Of
road subsidies and sustainability, plus others
The Philippine Star
September 16, 2002
The Road Users
Tax or RUT funds are missing!
I received a
letter from former Rep. Danilo S. Suarez, principal author of House
Bill No. 6863 that called for the imposition of RUT. He writes:
"I read with interest your Aug. 30, 2002 column wherein you
extensively discussed the Road Users Tax (RUT). For the readers
information, RUT is synonymous with the Motor Vehicles Users
Charge or MVUC.
"RUT was
used in the original version of House Bill 6863 but after a series
of committee deliberations and public hearings, it was changed to
MVUC to erase whatever misconception the public may have if the
imposition would be called RUT."
Suarez continues
to write that the bill had two-pronged objectives: Revenue-generation
and as a corrective measure.
As a revenue-generating
measure, the MVUC was envisioned to generate P4.5 billion in income
for the government which would be earmarked for the three specific
accounts, namely: 1) The Special Road Support Fund under the Department
of Public Works and Highways (DPWH): 2) the Special Road Safety
Fund under the Department of Transportation and Communications (DOTC);
and 3)the Clean Air Fund under the Department of Environment and
Natural Resources (DENR).
As a corrective
measure, the bill was intended to address the weakness of the then
existing Private Motor Vehicle Tax (PMVT) under Executive Order
43 and the registration fees under Batas Pambansa 74.
"The rates
of the former schedules of PMVT and registration fees remained unchanged
for the past 12 years and 18 years, respectively," according
to Suarez. "This happened despite increase by almost 300 percent
for the last 18 years of the governments expenditures in maintaining
66,835 Equivalent Maintenance Kilometrage (EMK) of all national
roads and bridges all over the country."
Special
accounts remain empty
So it was with
much disappointment that Suarez reports that "despite the enactment
into law of said proposed measure, "funds collected from said
law have not been channeled to the special accounts as mandated.
"As the
principal author of HB 6863 in the House of Representatives and
as former Chairman of the House Committee on Ways and Means which
deliberated on the bill and worked with the Senate in crafting the
final version, I made constant inquiry with the Department of Budget
and Management on how the proceeds of the RUT have been used.
"I was
informed that these funds went to the General Fund in the National
Treasury and have been treated as national funds in violation of
the clear mandate of Republic Act 8794 to dedicate the proceeds
to stated special accounts, namely the Special Road Support Fund,
Special Road Safety Fund and the Clean Air Fund."
I share this
disappointment with the former congressman, especially after pinning
hope that the law would be a sustainable measure in alleviating
some of the drain that the government experiences from maintaining
the countrys road network.
Overburdened
taxpayers need to know where the money went
I also share
the same concern raised by the former lawmaker when he wrote: "I
believe that the public deserves to know what happened to this matter.
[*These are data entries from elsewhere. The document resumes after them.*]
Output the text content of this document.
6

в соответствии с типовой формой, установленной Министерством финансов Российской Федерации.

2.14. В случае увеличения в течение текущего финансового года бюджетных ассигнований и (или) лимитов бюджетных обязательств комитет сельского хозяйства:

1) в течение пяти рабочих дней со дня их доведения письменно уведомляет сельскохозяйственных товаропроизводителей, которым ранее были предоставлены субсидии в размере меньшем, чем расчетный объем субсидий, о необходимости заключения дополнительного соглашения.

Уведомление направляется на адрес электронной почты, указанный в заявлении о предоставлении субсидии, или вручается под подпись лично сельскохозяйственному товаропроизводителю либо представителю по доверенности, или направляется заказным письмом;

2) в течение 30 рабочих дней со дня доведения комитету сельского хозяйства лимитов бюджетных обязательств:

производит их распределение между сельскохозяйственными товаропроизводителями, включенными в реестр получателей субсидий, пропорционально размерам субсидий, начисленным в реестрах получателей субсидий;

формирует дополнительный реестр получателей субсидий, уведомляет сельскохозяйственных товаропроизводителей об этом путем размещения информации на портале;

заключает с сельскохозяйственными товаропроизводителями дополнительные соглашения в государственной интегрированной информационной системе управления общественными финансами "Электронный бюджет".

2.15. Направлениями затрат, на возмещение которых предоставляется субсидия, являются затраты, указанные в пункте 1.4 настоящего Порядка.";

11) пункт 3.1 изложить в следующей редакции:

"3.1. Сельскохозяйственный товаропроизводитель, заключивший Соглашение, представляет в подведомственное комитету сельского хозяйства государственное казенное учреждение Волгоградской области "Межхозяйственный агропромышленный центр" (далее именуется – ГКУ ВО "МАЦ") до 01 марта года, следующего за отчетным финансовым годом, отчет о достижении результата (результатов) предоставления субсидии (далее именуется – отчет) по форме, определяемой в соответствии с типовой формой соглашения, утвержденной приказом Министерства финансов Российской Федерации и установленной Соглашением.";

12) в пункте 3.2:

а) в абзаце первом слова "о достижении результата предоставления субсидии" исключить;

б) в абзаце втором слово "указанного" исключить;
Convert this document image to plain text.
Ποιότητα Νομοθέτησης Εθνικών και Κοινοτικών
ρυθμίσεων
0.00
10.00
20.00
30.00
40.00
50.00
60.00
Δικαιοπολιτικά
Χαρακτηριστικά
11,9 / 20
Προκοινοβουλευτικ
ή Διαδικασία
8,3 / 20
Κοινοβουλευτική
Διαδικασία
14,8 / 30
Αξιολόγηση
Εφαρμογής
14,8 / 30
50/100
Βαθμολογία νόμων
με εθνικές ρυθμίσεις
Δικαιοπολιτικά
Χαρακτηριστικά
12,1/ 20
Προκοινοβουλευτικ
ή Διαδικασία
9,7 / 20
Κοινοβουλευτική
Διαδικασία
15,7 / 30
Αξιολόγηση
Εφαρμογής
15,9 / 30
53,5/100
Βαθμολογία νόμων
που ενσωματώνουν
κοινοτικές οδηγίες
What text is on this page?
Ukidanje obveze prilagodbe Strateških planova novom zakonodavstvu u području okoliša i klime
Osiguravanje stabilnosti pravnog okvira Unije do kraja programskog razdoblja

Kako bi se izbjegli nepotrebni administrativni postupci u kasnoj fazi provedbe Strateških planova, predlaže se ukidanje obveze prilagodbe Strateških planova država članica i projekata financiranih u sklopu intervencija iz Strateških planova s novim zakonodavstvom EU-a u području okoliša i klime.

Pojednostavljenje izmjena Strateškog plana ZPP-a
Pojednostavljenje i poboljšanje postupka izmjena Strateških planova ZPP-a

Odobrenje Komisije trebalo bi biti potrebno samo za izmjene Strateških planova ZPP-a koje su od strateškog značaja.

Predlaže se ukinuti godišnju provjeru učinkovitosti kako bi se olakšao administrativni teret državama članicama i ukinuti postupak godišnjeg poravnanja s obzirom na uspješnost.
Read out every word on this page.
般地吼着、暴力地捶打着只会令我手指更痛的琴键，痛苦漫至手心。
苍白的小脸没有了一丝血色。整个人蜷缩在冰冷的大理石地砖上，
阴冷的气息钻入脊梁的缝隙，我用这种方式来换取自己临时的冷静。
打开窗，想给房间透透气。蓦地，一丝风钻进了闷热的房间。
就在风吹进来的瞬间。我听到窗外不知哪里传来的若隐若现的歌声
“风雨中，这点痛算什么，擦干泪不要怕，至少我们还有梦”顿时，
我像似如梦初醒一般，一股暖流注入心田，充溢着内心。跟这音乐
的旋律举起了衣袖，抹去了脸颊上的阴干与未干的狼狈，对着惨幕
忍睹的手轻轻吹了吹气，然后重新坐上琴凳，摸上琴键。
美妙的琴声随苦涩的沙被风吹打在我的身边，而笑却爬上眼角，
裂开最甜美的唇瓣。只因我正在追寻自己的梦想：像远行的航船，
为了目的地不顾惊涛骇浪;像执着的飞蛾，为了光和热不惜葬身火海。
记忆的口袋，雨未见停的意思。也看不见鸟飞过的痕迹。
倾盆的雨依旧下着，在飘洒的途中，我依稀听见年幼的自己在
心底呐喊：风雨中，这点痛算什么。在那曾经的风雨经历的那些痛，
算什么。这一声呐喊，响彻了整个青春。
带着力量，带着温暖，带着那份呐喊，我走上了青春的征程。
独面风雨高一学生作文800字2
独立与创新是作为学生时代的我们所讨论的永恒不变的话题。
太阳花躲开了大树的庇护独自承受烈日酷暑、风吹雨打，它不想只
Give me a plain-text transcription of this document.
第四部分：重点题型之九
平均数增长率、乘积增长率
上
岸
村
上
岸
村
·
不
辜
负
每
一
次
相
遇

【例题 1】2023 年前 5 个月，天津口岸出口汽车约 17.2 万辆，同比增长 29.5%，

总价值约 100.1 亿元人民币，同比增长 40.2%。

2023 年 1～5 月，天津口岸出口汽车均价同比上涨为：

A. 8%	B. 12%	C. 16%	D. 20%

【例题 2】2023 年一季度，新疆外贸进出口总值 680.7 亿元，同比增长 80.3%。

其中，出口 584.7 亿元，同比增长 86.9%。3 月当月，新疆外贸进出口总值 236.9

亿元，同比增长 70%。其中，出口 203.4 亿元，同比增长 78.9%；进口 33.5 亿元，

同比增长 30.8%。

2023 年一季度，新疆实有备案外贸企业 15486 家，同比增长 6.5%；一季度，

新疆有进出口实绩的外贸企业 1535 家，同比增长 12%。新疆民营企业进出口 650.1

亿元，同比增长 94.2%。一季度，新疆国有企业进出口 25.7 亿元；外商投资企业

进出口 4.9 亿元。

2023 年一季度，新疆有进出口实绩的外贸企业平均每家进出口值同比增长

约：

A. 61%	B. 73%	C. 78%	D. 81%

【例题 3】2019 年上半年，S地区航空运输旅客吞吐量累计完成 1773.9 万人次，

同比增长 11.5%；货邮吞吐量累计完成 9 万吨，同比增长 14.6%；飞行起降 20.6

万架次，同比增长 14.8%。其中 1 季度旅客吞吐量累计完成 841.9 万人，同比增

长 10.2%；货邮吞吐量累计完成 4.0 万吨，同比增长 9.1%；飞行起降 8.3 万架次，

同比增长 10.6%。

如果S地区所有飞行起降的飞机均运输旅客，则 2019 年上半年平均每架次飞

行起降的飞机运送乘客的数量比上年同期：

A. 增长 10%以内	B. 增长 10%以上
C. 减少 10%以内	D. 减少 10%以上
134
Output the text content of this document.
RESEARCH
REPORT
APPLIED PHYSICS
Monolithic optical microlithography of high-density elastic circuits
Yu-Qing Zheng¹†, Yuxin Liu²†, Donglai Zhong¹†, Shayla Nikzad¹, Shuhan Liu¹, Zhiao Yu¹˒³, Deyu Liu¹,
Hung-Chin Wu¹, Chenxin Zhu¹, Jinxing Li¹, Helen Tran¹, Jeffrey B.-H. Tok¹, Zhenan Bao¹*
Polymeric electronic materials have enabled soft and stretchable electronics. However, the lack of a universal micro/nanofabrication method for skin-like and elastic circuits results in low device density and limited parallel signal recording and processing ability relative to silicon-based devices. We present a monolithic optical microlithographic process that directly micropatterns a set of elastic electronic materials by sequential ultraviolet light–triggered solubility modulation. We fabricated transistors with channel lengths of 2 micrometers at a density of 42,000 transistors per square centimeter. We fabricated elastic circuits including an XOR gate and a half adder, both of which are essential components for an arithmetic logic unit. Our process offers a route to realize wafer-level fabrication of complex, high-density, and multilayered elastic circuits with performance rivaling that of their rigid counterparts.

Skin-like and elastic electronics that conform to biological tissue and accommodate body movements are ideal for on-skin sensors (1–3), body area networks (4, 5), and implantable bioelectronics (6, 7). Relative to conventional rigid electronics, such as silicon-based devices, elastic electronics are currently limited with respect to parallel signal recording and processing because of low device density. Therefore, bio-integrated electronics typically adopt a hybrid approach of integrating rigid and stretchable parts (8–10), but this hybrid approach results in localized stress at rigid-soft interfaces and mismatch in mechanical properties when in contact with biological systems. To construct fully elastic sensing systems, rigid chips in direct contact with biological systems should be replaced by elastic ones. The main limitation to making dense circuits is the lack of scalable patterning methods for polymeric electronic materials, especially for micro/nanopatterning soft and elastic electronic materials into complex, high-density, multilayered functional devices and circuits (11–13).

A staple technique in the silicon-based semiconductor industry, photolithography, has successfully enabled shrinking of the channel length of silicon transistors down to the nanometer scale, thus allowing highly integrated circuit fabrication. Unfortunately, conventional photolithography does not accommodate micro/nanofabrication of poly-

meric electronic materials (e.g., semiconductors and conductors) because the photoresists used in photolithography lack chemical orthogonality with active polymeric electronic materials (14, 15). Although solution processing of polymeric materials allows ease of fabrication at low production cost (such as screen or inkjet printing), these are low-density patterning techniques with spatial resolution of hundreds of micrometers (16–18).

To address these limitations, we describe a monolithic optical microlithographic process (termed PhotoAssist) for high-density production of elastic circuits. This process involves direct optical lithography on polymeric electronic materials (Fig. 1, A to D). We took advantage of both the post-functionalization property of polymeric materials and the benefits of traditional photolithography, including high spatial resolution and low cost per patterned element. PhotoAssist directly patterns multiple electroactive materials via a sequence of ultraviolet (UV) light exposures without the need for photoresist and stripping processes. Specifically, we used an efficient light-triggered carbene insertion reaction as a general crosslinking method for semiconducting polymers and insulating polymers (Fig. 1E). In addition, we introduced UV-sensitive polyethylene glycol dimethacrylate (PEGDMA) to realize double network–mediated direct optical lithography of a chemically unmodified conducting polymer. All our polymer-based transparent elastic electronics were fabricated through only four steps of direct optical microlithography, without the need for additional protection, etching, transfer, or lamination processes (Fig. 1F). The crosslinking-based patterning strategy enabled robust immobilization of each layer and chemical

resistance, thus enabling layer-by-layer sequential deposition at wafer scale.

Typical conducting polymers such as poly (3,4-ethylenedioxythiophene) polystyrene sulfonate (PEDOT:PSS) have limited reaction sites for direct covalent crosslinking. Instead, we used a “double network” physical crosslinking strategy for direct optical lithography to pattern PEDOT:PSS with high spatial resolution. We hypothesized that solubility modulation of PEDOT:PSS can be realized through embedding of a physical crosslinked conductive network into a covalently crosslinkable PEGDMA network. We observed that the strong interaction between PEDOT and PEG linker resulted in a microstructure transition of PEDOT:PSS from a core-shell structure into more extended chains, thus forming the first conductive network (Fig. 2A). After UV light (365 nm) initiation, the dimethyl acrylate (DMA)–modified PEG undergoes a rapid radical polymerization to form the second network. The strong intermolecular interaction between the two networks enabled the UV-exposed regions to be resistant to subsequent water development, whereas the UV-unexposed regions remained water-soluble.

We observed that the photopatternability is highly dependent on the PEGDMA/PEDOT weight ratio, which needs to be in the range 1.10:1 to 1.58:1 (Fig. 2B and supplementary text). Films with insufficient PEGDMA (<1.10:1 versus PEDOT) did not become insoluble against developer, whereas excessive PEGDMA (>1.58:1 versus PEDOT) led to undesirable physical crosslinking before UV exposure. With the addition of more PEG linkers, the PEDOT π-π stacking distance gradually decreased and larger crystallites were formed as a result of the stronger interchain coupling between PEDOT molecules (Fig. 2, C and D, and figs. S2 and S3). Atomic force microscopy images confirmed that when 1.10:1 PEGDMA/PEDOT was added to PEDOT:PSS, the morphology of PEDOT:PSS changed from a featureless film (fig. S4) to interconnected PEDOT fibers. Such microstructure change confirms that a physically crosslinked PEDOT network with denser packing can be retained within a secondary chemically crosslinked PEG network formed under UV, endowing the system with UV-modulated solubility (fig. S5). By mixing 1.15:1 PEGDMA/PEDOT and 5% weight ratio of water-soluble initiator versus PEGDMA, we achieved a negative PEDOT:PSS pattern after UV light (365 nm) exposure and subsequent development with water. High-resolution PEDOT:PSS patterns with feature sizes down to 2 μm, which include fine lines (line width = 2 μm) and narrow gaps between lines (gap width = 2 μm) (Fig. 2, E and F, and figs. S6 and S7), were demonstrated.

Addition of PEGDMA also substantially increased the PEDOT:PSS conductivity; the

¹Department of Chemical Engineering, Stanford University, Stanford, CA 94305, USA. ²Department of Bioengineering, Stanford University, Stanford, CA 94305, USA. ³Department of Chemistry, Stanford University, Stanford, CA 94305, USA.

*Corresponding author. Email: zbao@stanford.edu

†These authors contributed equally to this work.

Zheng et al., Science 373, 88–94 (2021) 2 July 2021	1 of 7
In the past, associations of jeepney drivers, bus operators and
taxicabs as well as representatives of commuters had voiced out
their concern on the possibility that these fund would not serve
their purpose."
It seems the
fears of our taxpayers were not without basis. Suarez comments,
"Your article, in effect, reflects the quintessential case
of a concerned taxpayer who inquires on where taxpayers money
is being used and a concerned motorist who wants to know whether
or not the government has properly used the funds in accordance
with the clear mandate of the law.
"The objectives
of RA 8794 are noble and commendable and I honestly believe that
if the proceeds of this law would be utilized properly as mandated,
our perennial problems on poor road condition, air pollution and
monstrous traffic situation would be properly addressed."
SEC
cracks the whip on pre-need industry
Fe Eloisa C.
Gloria of the Securities and Exchange Commission (SEC) kindly furnished
me a copy of the materials that the SEC submitted to the Senate
during the recent hearings on the pre-need industry.
After devoting
a number of columns to the problems of this P150 billion industry,
subsequent developments that highlighted undesirable practices by
some pre-need companies had proved our fears to be the worst. This
indeed was a nightmare for quite a number of pre-need plan holders.
In the report
submitted to the Senate, the SEC said that drastic policy reforms
were implemented in the last two years after the enactment of the
Securities Regulation Code in 2000.
Among the new
reforms introduced, effected almost a year ago, is the passage of
new rules on the registration and sale of pre-need plans (including
increasing paid-up capitalization and minimum trust fund deposit
rates), the enforcement and implementation of critical provisions
of the new rules, and the stronger networking with the Federation
of Pre-Need Plan Companies, Inc.
Policing an
industry that is quite unique to the Philippines has taken up much
time and attention of the SEC over the last 25 years. It is heartening
to note that tighter rules have pared by half the number of registered
companies, from 91 to 46. A total of 22 companies have permanently
closed shop, and another 23 have temporarily ceased operations.
There are still
some glaring problems that would make interesting material for another
column, but at the moment, well keep our comments on hold.